Year End Tax Tips
Posted On: 29/11/16 - 0

Year End Tax Tips

Special Tax Blog

2017 is almost upon us. It’s time again, to take advantage of the many personal and business tax-planning opportunities that are still available. This year end tax tips article provides numerous ways to save on taxes for 2016 and beyond. From all of us at Padgett Business Services N.W., we wish you a Happy New Year!

Contributing To Your RRSP

The most popular tax tip available to taxpayers is investing in a RRSP. Contributions to your registered retirement savings plan (RRSP’s) are tax deductible and the income earned within the plan grows tax deferred until retirement. It’s a great way to save for retirement and get the tax benefits each year you contribute. You can claim a contribution of up to 18% of 2015 earned income to a maximum of $25,370. Earned income is defined as income from employment, from business, net rental income from real estate, CPP disability pension, certain types of royalty, and spousal or child support payments that are included in your income.

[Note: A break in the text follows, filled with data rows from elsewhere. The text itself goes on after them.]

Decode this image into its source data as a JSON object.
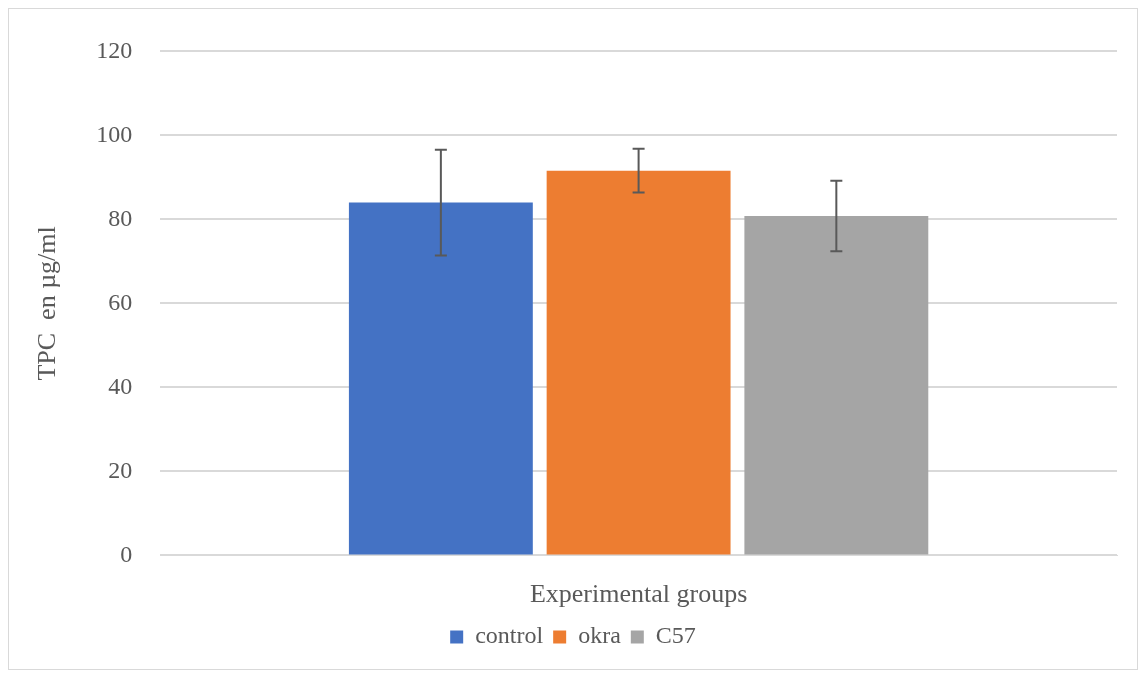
{
  "chart_data": {
    "type": "bar",
    "categories": [
      null
    ],
    "xlabel": "Experimental groups",
    "ylabel": "TPC  en µg/ml",
    "series": [
      {
        "name": "control",
        "color": "#4472c4",
        "values": [
          84.0
        ],
        "errors": [
          12.6
        ]
      },
      {
        "name": "okra",
        "color": "#ed7d31",
        "values": [
          91.6
        ],
        "errors": [
          5.2
        ]
      },
      {
        "name": "C57",
        "color": "#a5a5a5",
        "values": [
          80.8
        ],
        "errors": [
          8.4
        ]
      }
    ],
    "ylim": [
      0,
      120
    ],
    "yticks": [
      0,
      20,
      40,
      60,
      80,
      100,
      120
    ],
    "grid": "y",
    "legend": "bottom"
  }
}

Age Limit To RRSP Contributions

The age limit for contributing to an RRSP is 71 years of age. The age limit for converting an RRSP to an annuity or RRIF is also 71. Be very mindful of your contribution limits. Over-contributions can trigger a severe penalty.  When you get your tax return prepared, your accountant will be able to advise you on your RRSP contribution limits.

Eligible Deductions &  Tax Credits

If you pay the following expenses by December 31, 2016 they will be eligible for the deductions of tax credits.· Childcare and  child fitness expenses. Political and charitable donations. Tuition and accounting fees. Deductible support payments. Children’s recreational or cultural fees. Union and professional dues. Investment counsel fees. Moving and medical expenses. And finally, interest paid on loans used to purchase investments developmental fees.